President Trump is a mix of Caesar, the Gracchi Brothers, and Augustus. Like Caesar, he is addressing the corruption of the elite in our Republic. Unlike Caesar, President Trump has no serious ambitions of “becoming Emperor” or abolishing the Constitution (although he often trolls his opponents with “Trump 2028”). The American Republic can still be saved if reform beats decay. But if reformers fall -- like the Gracchi or Marius -- while the ruling class continues corrupt practices including election-rigging and labor manipulation, history suggests a Caesar will eventually emerge.

It’s comfortable to blame the man who points at the rot rather than those who caused it  The people who bring down a republic rarely admit their role; they indict the whistleblower. Our Republic is not yet a rotting corpse, but it is on life support, and it was put there by the same corrupt elites who cry “our democracy” whenever their conduct is challenged.
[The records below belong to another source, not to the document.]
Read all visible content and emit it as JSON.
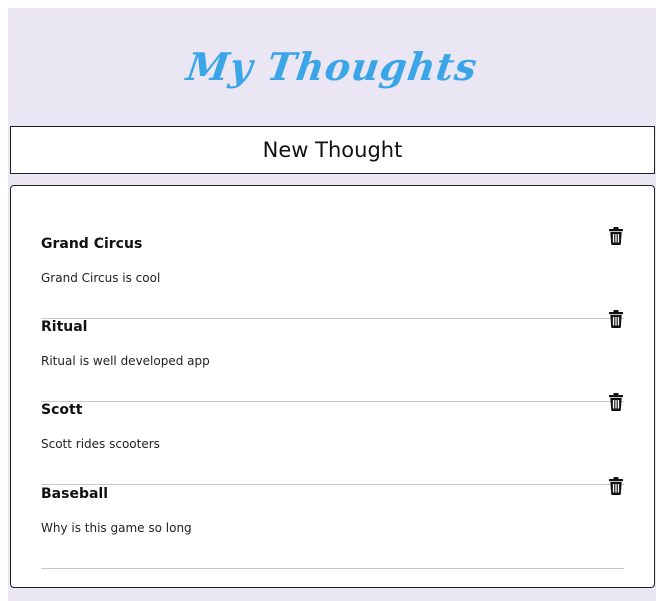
{
  "app": {
    "title": "My Thoughts",
    "accent_color": "#3aa6e8",
    "background_color": "#ebe6f4"
  },
  "toolbar": {
    "new_thought_label": "New Thought"
  },
  "thoughts": [
    {
      "title": "Grand Circus",
      "body": "Grand Circus is cool",
      "icon": "trash-icon"
    },
    {
      "title": "Ritual",
      "body": "Ritual is well developed app",
      "icon": "trash-icon"
    },
    {
      "title": "Scott",
      "body": "Scott rides scooters",
      "icon": "trash-icon"
    },
    {
      "title": "Baseball",
      "body": "Why is this game so long",
      "icon": "trash-icon"
    }
  ]
}
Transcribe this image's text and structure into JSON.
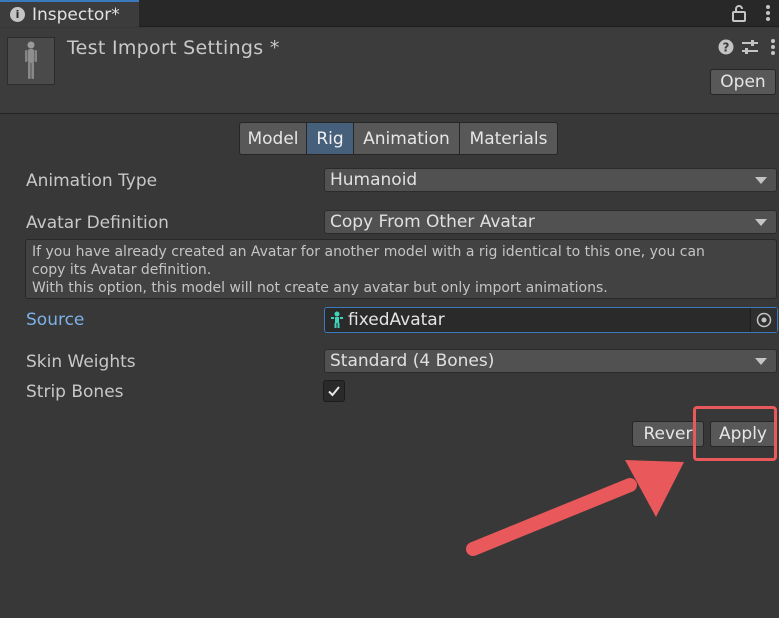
{
  "tab": {
    "title": "Inspector*",
    "icon": "info-icon"
  },
  "header": {
    "title": "Test Import Settings *",
    "open_label": "Open"
  },
  "toolbar": {
    "tabs": [
      "Model",
      "Rig",
      "Animation",
      "Materials"
    ],
    "active": "Rig"
  },
  "fields": {
    "animation_type": {
      "label": "Animation Type",
      "value": "Humanoid"
    },
    "avatar_definition": {
      "label": "Avatar Definition",
      "value": "Copy From Other Avatar"
    },
    "help_lines": [
      "If you have already created an Avatar for another model with a rig identical to this one, you can",
      "copy its Avatar definition.",
      "With this option, this model will not create any avatar but only import animations."
    ],
    "source": {
      "label": "Source",
      "value": "fixedAvatar",
      "icon": "avatar-icon"
    },
    "skin_weights": {
      "label": "Skin Weights",
      "value": "Standard (4 Bones)"
    },
    "strip_bones": {
      "label": "Strip Bones",
      "checked": true
    }
  },
  "buttons": {
    "revert": "Rever",
    "apply": "Apply"
  },
  "colors": {
    "accent": "#3a79bb",
    "annotation": "#e9585a",
    "background": "#383838"
  }
}
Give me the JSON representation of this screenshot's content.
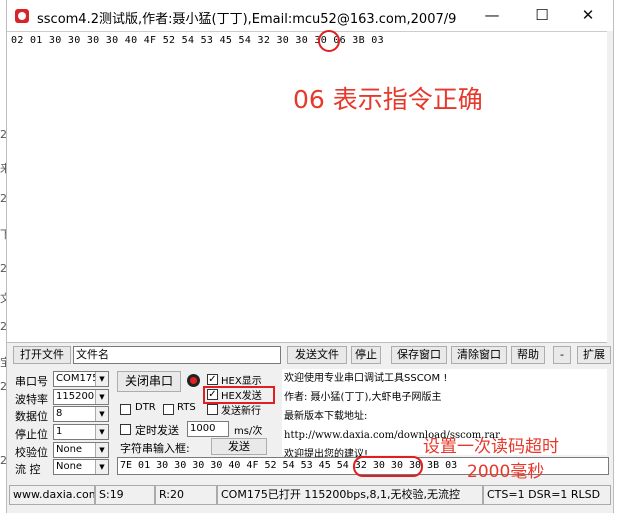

If we are to keep the Republic, we must do two things. First, accept Jesus Christ as our Lord and Savior, as Charlie Kirk did. And second, do activism. Volunteer at your local county or state Republican party, knock on doors for local candidates, and vote in every election, not just for President. “A Republic, if you can keep it,” said Benjamin Franklin. The fate of the American Republic is not in any single leader’s hands. It’s in yours.